Many of the energy efficiency programs promoted by the Brooklyn borough task force still rely on natural gas, something Adams has in the past been reluctant to transition the city away from. In 2019, 350Brooklyn urged Adams to oppose the proposed Northeast Supply Enhancement (NESE) pipeline, which would transport natural gas from Pennsylvania to Brooklyn, Queens and Long Island. Adams was among the few New York City politicians who thought the pipeline project should go ahead, according to Gronim.
“He said that in his opinion, developers needed access to more gas,” she said, and attributed this opinion on Adams’ part to donations from real estate developers. (A review by the New York Times of his campaign finance records found that more than a third of the private funds Adams raised for his mayoral campaign came from people linked to the real estate industry.)
Gronim, Yeampierre and others worry that real estate companies and developers will try to obstruct the city government’s efforts to slash building emissions. The Real Estate Board of New York has spoken out against Local Law 97, the city’s new climate legislation for buildings. Along with Columbia’s Zarrilli Gronim and Yeampierre agree that enforcing the law will be one of the most consequential actions the next mayor can take.
Local Law 97 is the “crowning achievement” of the de Blasio administration’s climate policies, said Zarrilli. The real estate industry could be a partner in achieving the law’s goals, he said, but cautioned that “the scale of the ambition is really something that can’t be negotiated away.”
Common Ground on Transportation and Food
Transportation and food are two climate issues that Adams more readily embraces. For many New Yorkers, the Covid-19 pandemic demonstrated the necessity of using more street space for pedestrians, cyclists and buses rather than for private cars. Adams supports congestion pricing, a policy some cities have adopted that charges cars to enter high-traffic business districts, especially during rush hour.
At the same time, the city’s subway system has yet to return to pre-pandemic ridership levels, and recent extreme weather highlighted the system’s vulnerability to climate change. After videos of commuters splashing through waist-deep floodwater at a subway station went viral last week, Adams tweeted in support of more funding for the Metropolitan Transportation Authority. “This cannot be New York,” he said, calling for congestion pricing to pay for flood resilience upgrades.

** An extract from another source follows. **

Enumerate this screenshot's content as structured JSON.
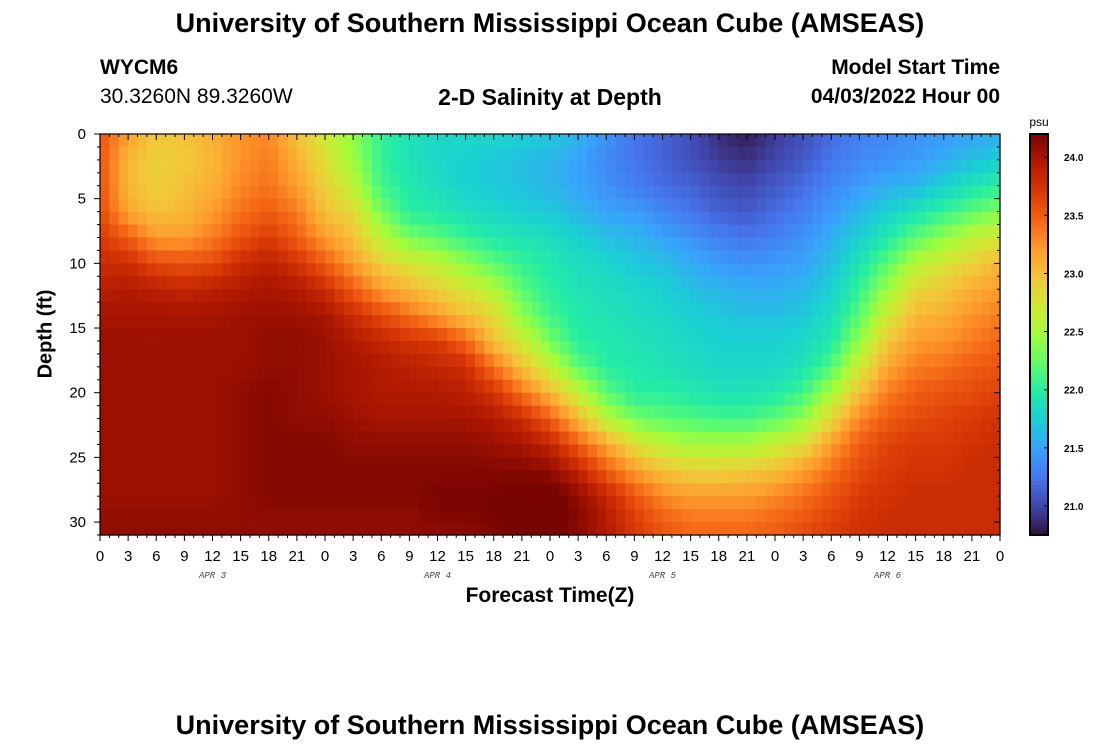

Policies to reduce car traffic and boost other forms of transportation could be low-hanging fruit for a future Mayor Adams, who is an avid cyclist himself. “I think he gets the significance of transportation,” said Gronim, not just as a climate issue but as a health issue as well.
Food might fall in the same category. Adams famously went vegan in 2016 after being diagnosed with diabetes. His campaign materials cite research on the meat and dairy industries’ greenhouse gas emissions, and state that he would reduce city agencies’ procurement of meat in favor of plant-based foods. Adams would also establish new urban farms on Governors and Roosevelt Islands, and hire private processors to expand the city’s composting program.
New York’s government shouldn’t view climate change as a siloed issue, Zarrilli said, but as deeply connected to issues like transportation, affordable housing and public safety. De Blasio’s administration began that reckoning with its OneNYC strategic plan for 2050, he said, a plan the city compares to the Green New Deal.
UPROSE in Brooklyn has long tackled climate change in this holistic way. Yeampierre hopes that if Adams is elected mayor, he will work more closely with frontline leaders like her organization. “I’m hoping that he will think of climate change with some humility. And humility means recognize that you need to be working with a variety of partners that are actually doing the work on the ground.”